JREPL to extract unique values from 16million row file?

Posted: 03 Apr 2021 06:44
by SIMMS7400
HI Dave/Team -

I have a text file that is 16 million rows and I need to extract the unique values from the 8th position of the file.

Code: Select all

"Property Gross Royalties"	"Commercial"	"Actual"	"Final"	"FY14"	"Jan"	"Periodic"	"O-20003921"	"FDR"	"PA"	120
"Sides"	"Commercial"	"Actual"	"Final"	"FY14"	"Jan"	"Periodic"	"O-20003921"	"FDR"	"PA"	1
"Volume"	"Commercial"	"Actual"	"Final"	"FY14"	"Jan"	"Periodic"	"O-20003921"	"FDR"	"PA"	17000
"Property AGC"	"Commercial"	"Actual"	"Final"	"FY14"	"Jan"	"Periodic"	"O-20003921"	"FDR"	"PA"	2000
Is JREPL the right tool for this?

Re: JREPL to extract unique values from 16million row file?

Posted: 04 Apr 2021 08:21
by Aacini
I am afraid I don't understand what exactly you want. Do you want the values of the 8th position that appear just one time? (that is, in just one line)

This program counts the number of times that appear each value of the 8th column:

Code: Select all

@if (@CodeSection == @Batch) @then

@echo off
cscript //nologo //E:jscript "%~F0" < test.txt
goto :EOF

@end

var count = new Array();
while ( ! WScript.Stdin.AtEndOfStream ) {
   var line = WScript.Stdin.ReadLine();
   // WScript.Stdout.WriteLine(line);
   var column = line.split("\t");
   // WScript.Stdout.WriteLine(column[7]);
   if (count[column[7]] == undefined) count[column[7]] = 0;
   count[column[7]] += 1;
}

for ( var item in count) {
   WScript.Stdout.WriteLine(item+": "+count[item]+" times");
}
For example:

Code: Select all

"O-20003921": 4 times
... so just add an "if (count[item] == 1)" to show just the values that appear one time...

Antonio

Re: JREPL to extract unique values from 16million row file?

Posted: 04 Apr 2021 10:19
by SIMMS7400
Hi Aacini !

Thank you ! Basically I need to pull all the unique values in column 8. Is that possible?

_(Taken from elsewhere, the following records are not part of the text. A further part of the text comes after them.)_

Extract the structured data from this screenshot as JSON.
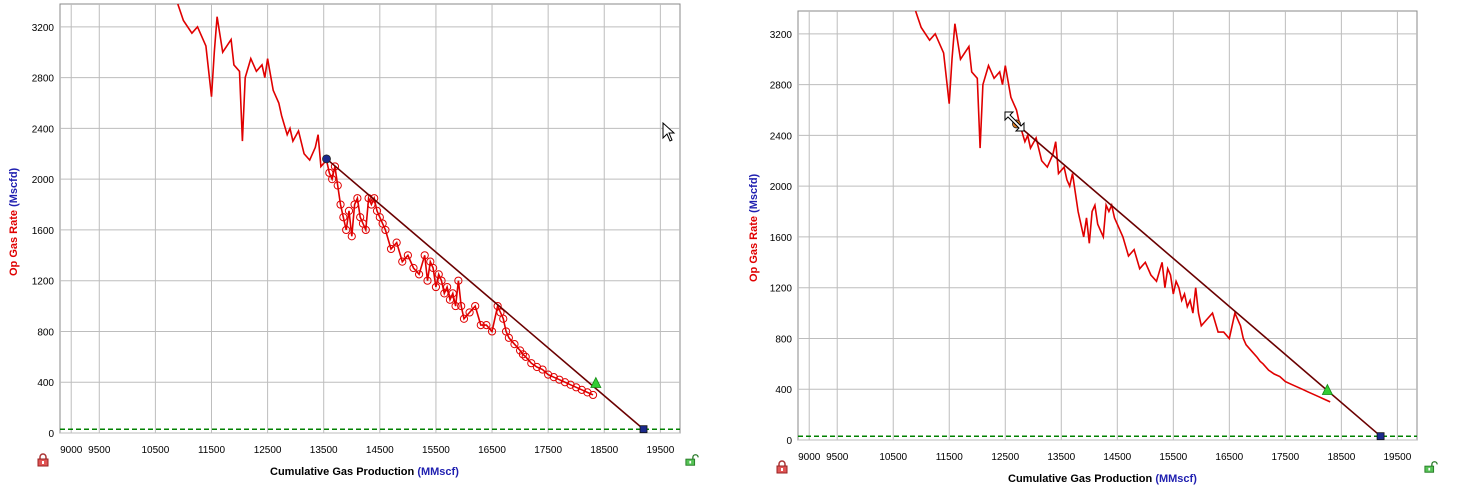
{
  "chart_data": [
    {
      "type": "line",
      "xlabel": "Cumulative Gas Production",
      "xlabel_unit": "(MMscf)",
      "ylabel": "Op Gas Rate",
      "ylabel_unit": "(Mscfd)",
      "x_ticks": [
        9000,
        9500,
        10500,
        11500,
        12500,
        13500,
        14500,
        15500,
        16500,
        17500,
        18500,
        19500
      ],
      "y_ticks": [
        0,
        400,
        800,
        1200,
        1600,
        2000,
        2400,
        2800,
        3200
      ],
      "xlim": [
        8800,
        19850
      ],
      "ylim": [
        0,
        3380
      ],
      "grid": true,
      "colors": {
        "data": "#e00000",
        "fit": "#6b0000",
        "limit": "#008000",
        "start": "#1b2a8c",
        "end": "#1b2a8c",
        "forecast": "#33cc33"
      },
      "series": [
        {
          "role": "data",
          "marker": "circle",
          "x": [
            10900,
            11000,
            11150,
            11250,
            11400,
            11500,
            11550,
            11600,
            11700,
            11850,
            11900,
            12000,
            12050,
            12100,
            12200,
            12300,
            12400,
            12450,
            12500,
            12600,
            12650,
            12700,
            12750,
            12850,
            12900,
            12950,
            13050,
            13150,
            13250,
            13350,
            13400,
            13450,
            13550,
            13600,
            13650,
            13700,
            13750,
            13800,
            13850,
            13900,
            13950,
            14000,
            14050,
            14100,
            14150,
            14200,
            14250,
            14300,
            14350,
            14400,
            14450,
            14500,
            14550,
            14600,
            14700,
            14800,
            14900,
            15000,
            15100,
            15200,
            15300,
            15350,
            15400,
            15450,
            15500,
            15550,
            15600,
            15650,
            15700,
            15750,
            15800,
            15850,
            15900,
            15950,
            16000,
            16100,
            16200,
            16300,
            16400,
            16500,
            16600,
            16650,
            16700,
            16750,
            16800,
            16900,
            17000,
            17050,
            17100,
            17200,
            17300,
            17400,
            17500,
            17600,
            17700,
            17800,
            17900,
            18000,
            18100,
            18200,
            18300
          ],
          "y": [
            3380,
            3250,
            3150,
            3200,
            3050,
            2650,
            3000,
            3280,
            3000,
            3100,
            2900,
            2850,
            2300,
            2800,
            2950,
            2850,
            2900,
            2800,
            2950,
            2700,
            2650,
            2600,
            2500,
            2350,
            2400,
            2300,
            2380,
            2200,
            2150,
            2250,
            2350,
            2100,
            2150,
            2050,
            2000,
            2100,
            1950,
            1800,
            1700,
            1600,
            1750,
            1550,
            1800,
            1850,
            1700,
            1650,
            1600,
            1850,
            1800,
            1850,
            1750,
            1700,
            1650,
            1600,
            1450,
            1500,
            1350,
            1400,
            1300,
            1250,
            1400,
            1200,
            1350,
            1300,
            1150,
            1250,
            1200,
            1100,
            1150,
            1050,
            1100,
            1000,
            1200,
            1000,
            900,
            950,
            1000,
            850,
            850,
            800,
            1000,
            950,
            900,
            800,
            750,
            700,
            650,
            620,
            600,
            550,
            520,
            500,
            460,
            440,
            420,
            400,
            380,
            360,
            340,
            320,
            300
          ]
        },
        {
          "role": "fit",
          "x": [
            13550,
            19200
          ],
          "y": [
            2160,
            30
          ]
        },
        {
          "role": "limit",
          "x": [
            8800,
            19850
          ],
          "y": [
            30,
            30
          ]
        }
      ],
      "points": {
        "start": {
          "x": 13550,
          "y": 2160
        },
        "forecast": {
          "x": 18350,
          "y": 390
        },
        "end": {
          "x": 19200,
          "y": 30
        }
      }
    },
    {
      "type": "line",
      "xlabel": "Cumulative Gas Production",
      "xlabel_unit": "(MMscf)",
      "ylabel": "Op Gas Rate",
      "ylabel_unit": "(Mscfd)",
      "x_ticks": [
        9000,
        9500,
        10500,
        11500,
        12500,
        13500,
        14500,
        15500,
        16500,
        17500,
        18500,
        19500
      ],
      "y_ticks": [
        0,
        400,
        800,
        1200,
        1600,
        2000,
        2400,
        2800,
        3200
      ],
      "xlim": [
        8800,
        19850
      ],
      "ylim": [
        0,
        3380
      ],
      "grid": true,
      "colors": {
        "data": "#e00000",
        "fit": "#6b0000",
        "limit": "#008000",
        "start": "#e07b1f",
        "end": "#1b2a8c",
        "forecast": "#33cc33"
      },
      "series": [
        {
          "role": "data",
          "marker": "none",
          "x": [
            10900,
            11000,
            11150,
            11250,
            11400,
            11500,
            11550,
            11600,
            11700,
            11850,
            11900,
            12000,
            12050,
            12100,
            12200,
            12300,
            12400,
            12450,
            12500,
            12600,
            12650,
            12700,
            12750,
            12850,
            12900,
            12950,
            13050,
            13150,
            13250,
            13350,
            13400,
            13450,
            13550,
            13600,
            13650,
            13700,
            13750,
            13800,
            13850,
            13900,
            13950,
            14000,
            14050,
            14100,
            14150,
            14200,
            14250,
            14300,
            14350,
            14400,
            14450,
            14500,
            14550,
            14600,
            14700,
            14800,
            14900,
            15000,
            15100,
            15200,
            15300,
            15350,
            15400,
            15450,
            15500,
            15550,
            15600,
            15650,
            15700,
            15750,
            15800,
            15850,
            15900,
            15950,
            16000,
            16100,
            16200,
            16300,
            16400,
            16500,
            16600,
            16650,
            16700,
            16750,
            16800,
            16900,
            17000,
            17050,
            17100,
            17200,
            17300,
            17400,
            17500,
            17600,
            17700,
            17800,
            17900,
            18000,
            18100,
            18200,
            18300
          ],
          "y": [
            3380,
            3250,
            3150,
            3200,
            3050,
            2650,
            3000,
            3280,
            3000,
            3100,
            2900,
            2850,
            2300,
            2800,
            2950,
            2850,
            2900,
            2800,
            2950,
            2700,
            2650,
            2600,
            2500,
            2350,
            2400,
            2300,
            2380,
            2200,
            2150,
            2250,
            2350,
            2100,
            2150,
            2050,
            2000,
            2100,
            1950,
            1800,
            1700,
            1600,
            1750,
            1550,
            1800,
            1850,
            1700,
            1650,
            1600,
            1850,
            1800,
            1850,
            1750,
            1700,
            1650,
            1600,
            1450,
            1500,
            1350,
            1400,
            1300,
            1250,
            1400,
            1200,
            1350,
            1300,
            1150,
            1250,
            1200,
            1100,
            1150,
            1050,
            1100,
            1000,
            1200,
            1000,
            900,
            950,
            1000,
            850,
            850,
            800,
            1000,
            950,
            900,
            800,
            750,
            700,
            650,
            620,
            600,
            550,
            520,
            500,
            460,
            440,
            420,
            400,
            380,
            360,
            340,
            320,
            300
          ]
        },
        {
          "role": "fit",
          "x": [
            12700,
            19200
          ],
          "y": [
            2490,
            30
          ]
        },
        {
          "role": "limit",
          "x": [
            8800,
            19850
          ],
          "y": [
            30,
            30
          ]
        }
      ],
      "points": {
        "start": {
          "x": 12700,
          "y": 2490
        },
        "forecast": {
          "x": 18250,
          "y": 390
        },
        "end": {
          "x": 19200,
          "y": 30
        }
      }
    }
  ],
  "icons": {
    "lock_closed": "lock-closed-icon",
    "lock_open": "lock-open-icon",
    "cursor": "mouse-pointer-icon"
  }
}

Re: JREPL to extract unique values from 16million row file?

Posted: 04 Apr 2021 10:20
by Squashman
Technically speaking a well formatted delimited file could be read by a FOR /F command. Only drawback to using a FOR /F is that it will load the entire file into memory and will fail if the file is larger than the 32Bit limit. Roughly 2.1GB's.

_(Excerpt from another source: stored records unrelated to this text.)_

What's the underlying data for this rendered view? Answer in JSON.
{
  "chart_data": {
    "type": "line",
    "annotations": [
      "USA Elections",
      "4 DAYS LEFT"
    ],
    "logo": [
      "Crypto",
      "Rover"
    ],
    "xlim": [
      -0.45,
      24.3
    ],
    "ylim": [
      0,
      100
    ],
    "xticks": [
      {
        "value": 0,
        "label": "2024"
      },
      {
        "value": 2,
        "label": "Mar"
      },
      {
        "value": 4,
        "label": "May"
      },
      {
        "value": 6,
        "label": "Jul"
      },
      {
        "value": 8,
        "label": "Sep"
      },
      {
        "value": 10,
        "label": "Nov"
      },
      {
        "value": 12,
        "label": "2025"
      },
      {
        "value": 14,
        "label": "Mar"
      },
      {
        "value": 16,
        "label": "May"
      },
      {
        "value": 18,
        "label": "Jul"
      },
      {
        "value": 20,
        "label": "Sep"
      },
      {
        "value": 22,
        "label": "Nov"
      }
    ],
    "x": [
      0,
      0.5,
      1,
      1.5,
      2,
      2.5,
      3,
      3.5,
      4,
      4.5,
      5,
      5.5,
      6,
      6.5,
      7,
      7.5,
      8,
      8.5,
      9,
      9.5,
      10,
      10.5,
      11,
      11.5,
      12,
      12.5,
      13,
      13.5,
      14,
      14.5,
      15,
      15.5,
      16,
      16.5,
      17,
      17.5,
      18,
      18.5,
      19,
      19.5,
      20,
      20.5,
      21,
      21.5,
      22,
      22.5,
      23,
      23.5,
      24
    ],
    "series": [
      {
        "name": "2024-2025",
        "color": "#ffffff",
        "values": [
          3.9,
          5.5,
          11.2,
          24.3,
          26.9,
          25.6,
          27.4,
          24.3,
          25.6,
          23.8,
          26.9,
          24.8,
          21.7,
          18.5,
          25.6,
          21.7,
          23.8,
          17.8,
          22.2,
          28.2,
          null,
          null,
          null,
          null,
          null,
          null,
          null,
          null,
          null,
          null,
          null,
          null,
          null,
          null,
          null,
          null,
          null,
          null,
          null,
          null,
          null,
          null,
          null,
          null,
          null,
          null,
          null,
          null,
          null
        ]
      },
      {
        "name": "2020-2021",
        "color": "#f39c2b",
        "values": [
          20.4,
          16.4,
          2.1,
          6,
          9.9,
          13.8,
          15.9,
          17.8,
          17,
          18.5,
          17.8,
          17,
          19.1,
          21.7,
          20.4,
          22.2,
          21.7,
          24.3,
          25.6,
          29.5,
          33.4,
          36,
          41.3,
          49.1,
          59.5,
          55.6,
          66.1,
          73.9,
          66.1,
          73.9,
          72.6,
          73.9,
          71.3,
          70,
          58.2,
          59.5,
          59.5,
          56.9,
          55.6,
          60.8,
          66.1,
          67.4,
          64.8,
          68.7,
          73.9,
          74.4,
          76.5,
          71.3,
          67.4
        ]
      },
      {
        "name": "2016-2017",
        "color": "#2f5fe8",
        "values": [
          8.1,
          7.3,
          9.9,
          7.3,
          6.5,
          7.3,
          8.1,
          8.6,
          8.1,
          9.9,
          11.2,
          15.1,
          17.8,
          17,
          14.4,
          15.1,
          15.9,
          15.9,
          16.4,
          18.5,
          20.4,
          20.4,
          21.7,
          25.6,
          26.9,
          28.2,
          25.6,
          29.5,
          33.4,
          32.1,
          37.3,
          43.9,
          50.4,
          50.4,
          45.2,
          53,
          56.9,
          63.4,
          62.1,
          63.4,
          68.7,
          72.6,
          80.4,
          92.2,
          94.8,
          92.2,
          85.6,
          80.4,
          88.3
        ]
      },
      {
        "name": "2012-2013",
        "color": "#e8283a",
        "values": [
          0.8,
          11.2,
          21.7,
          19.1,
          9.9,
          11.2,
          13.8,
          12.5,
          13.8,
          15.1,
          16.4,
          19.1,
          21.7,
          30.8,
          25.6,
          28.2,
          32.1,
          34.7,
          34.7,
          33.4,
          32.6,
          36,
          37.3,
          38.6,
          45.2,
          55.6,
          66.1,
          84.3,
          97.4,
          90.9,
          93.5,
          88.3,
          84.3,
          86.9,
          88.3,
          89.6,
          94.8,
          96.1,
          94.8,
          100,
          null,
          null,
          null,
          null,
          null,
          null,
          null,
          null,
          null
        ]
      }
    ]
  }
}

Re: JREPL to extract unique values from 16million row file?

Posted: 04 Apr 2021 10:27
by Squashman
Dave's JSORT might be another option for you as well. That would give you all the unique values in the 8th delimited field but would also give you the whole record. But again, you could use a FOR /F to parse the output of JSORT from inside the IN clause.

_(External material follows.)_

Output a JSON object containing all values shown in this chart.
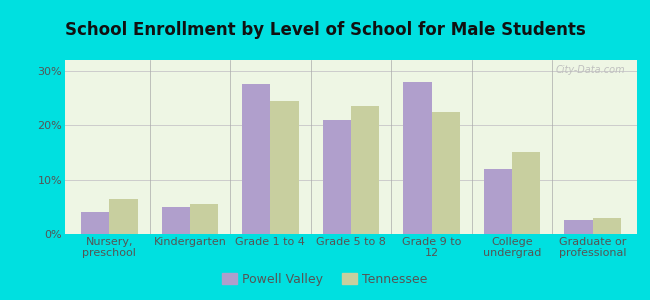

Re: JREPL to extract unique values from 16million row file?

Posted: 04 Apr 2021 20:21
by Aacini
Use this code. I think it is the fastest way to get this result:

Code: Select all

@if (@CodeSection == @Batch) @then

@echo off
cscript //nologo //E:jscript "%~F0" < test.txt
goto :EOF

@end

var count = new Array();
while ( ! WScript.Stdin.AtEndOfStream ) {
   var line = WScript.Stdin.ReadLine();
   var column = line.split("\t");
   count[column[7]] = 0;
}

for ( var item in count) {
   WScript.Stdout.WriteLine(item);
}
Antonio

Re: JREPL to extract unique values from 16million row file?

Posted: 08 Apr 2021 02:16
by SIMMS7400
Antonio -

That worked wonderfully!! 16+ millions rows very quickly. Thank you again for this, much appreciated!!